I got an answer from my “Dear Lucy Rose” e-mail and here is what Madam wrote: “Dear Someone I Don't Know, When people get separated the people who love them best usually wish they would go back to being a couple. Kids wish this especially— not that I am saying you are a kid—but the truth is that there is not a way.”

That is not what I call good advice.

November 26, Thanks giving Day

Our Thanksgiving dinner is always at Madam and Pop's but all of the other years of my whole life my mom and dad and I got there by plane. This year my mom and I walked over in the morning and right away Madam gave us the job of making pies. Pecan is Madam's best pie and pumpkin is Pop's so we made both of them and while we were waiting for them to cook my mom opened the bottle of vanilla extract and put some on her finger and rubbed it behind our ears for perfume and Pop said we smelled delicious. Then my mom and I cooked the cranberry sauce and Madam made mashed parsnips which aren't so bad and Pop cooked the turkey because that is his number one cooking job every year and we all set the table with Madam's plates that you have to be really careful with because they came from her old aunt. Madam had a big bowl of yellow flowers for the table but when I gave her the Pilgrim people she said they were the best decorations ever so we put the flowers on the little table in the hall and the Pilgrims on the big table with us.

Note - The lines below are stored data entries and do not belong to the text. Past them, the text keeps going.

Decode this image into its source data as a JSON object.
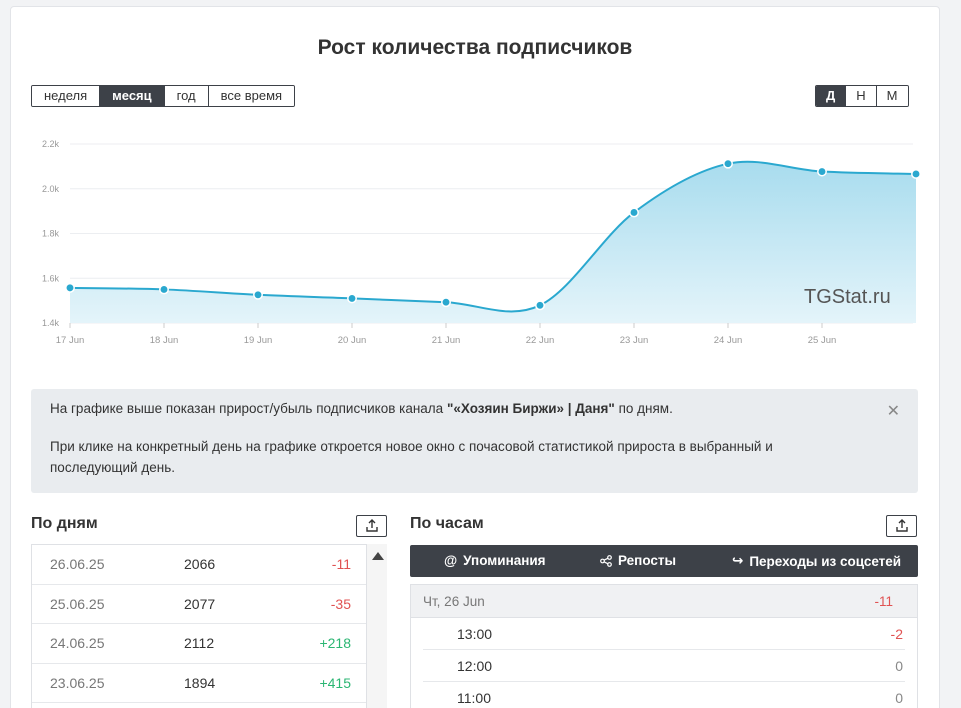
{
  "page": {
    "title": "Рост количества подписчиков",
    "watermark": "TGStat.ru"
  },
  "range_buttons": [
    "неделя",
    "месяц",
    "год",
    "все время"
  ],
  "range_active": "месяц",
  "granularity_buttons": [
    "Д",
    "Н",
    "М"
  ],
  "granularity_active": "Д",
  "chart_data": {
    "type": "area",
    "title": "",
    "x": [
      "17 Jun",
      "18 Jun",
      "19 Jun",
      "20 Jun",
      "21 Jun",
      "22 Jun",
      "23 Jun",
      "24 Jun",
      "25 Jun",
      "26 Jun"
    ],
    "x_tick_labels": [
      "17 Jun",
      "18 Jun",
      "19 Jun",
      "20 Jun",
      "21 Jun",
      "22 Jun",
      "23 Jun",
      "24 Jun",
      "25 Jun"
    ],
    "series": [
      {
        "values": [
          1557,
          1550,
          1526,
          1510,
          1493,
          1479,
          1894,
          2112,
          2077,
          2066
        ]
      }
    ],
    "yticks": [
      1400,
      1600,
      1800,
      2000,
      2200
    ],
    "ytick_labels": [
      "1.4k",
      "1.6k",
      "1.8k",
      "2.0k",
      "2.2k"
    ],
    "ylim": [
      1400,
      2200
    ],
    "grid": true,
    "colors": {
      "line": "#2aa8cf",
      "fill_top": "#a8dcee",
      "fill_bottom": "#e4f4fa"
    }
  },
  "info": {
    "line1_prefix": "На графике выше показан прирост/убыль подписчиков канала ",
    "channel": "\"«Хозяин Биржи» | Даня\"",
    "line1_suffix": " по дням.",
    "line2": "При клике на конкретный день на графике откроется новое окно с почасовой статистикой прироста в выбранный и последующий день.",
    "close": "✕"
  },
  "by_days": {
    "title": "По дням",
    "rows": [
      {
        "date": "26.06.25",
        "value": "2066",
        "change": "-11"
      },
      {
        "date": "25.06.25",
        "value": "2077",
        "change": "-35"
      },
      {
        "date": "24.06.25",
        "value": "2112",
        "change": "+218"
      },
      {
        "date": "23.06.25",
        "value": "1894",
        "change": "+415"
      }
    ]
  },
  "by_hours": {
    "title": "По часам",
    "tabs": [
      {
        "icon": "at-icon",
        "label": "Упоминания"
      },
      {
        "icon": "share-icon",
        "label": "Репосты"
      },
      {
        "icon": "redirect-icon",
        "label": "Переходы из соцсетей"
      }
    ],
    "head": {
      "day": "Чт, 26 Jun",
      "change": "-11"
    },
    "rows": [
      {
        "time": "13:00",
        "change": "-2"
      },
      {
        "time": "12:00",
        "change": "0"
      },
      {
        "time": "11:00",
        "change": "0"
      }
    ]
  },
  "colors": {
    "dark": "#3d4148",
    "negative": "#e05252",
    "positive": "#2bb673"
  }
}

Before we ate we all held hands and Madam said, “I am thankful to have my daughter and granddaughter so close by.”

My grandfather said, “I am thankful to be in the bosom of my family,” which is a very embarrassing word and I don't know why Madam didn't say something considering she thinks “butt” is so terrible.

My mother said, “I am thankful for new beginnings.”

I said, “I am thankful for one good friend named Jonique McBee.”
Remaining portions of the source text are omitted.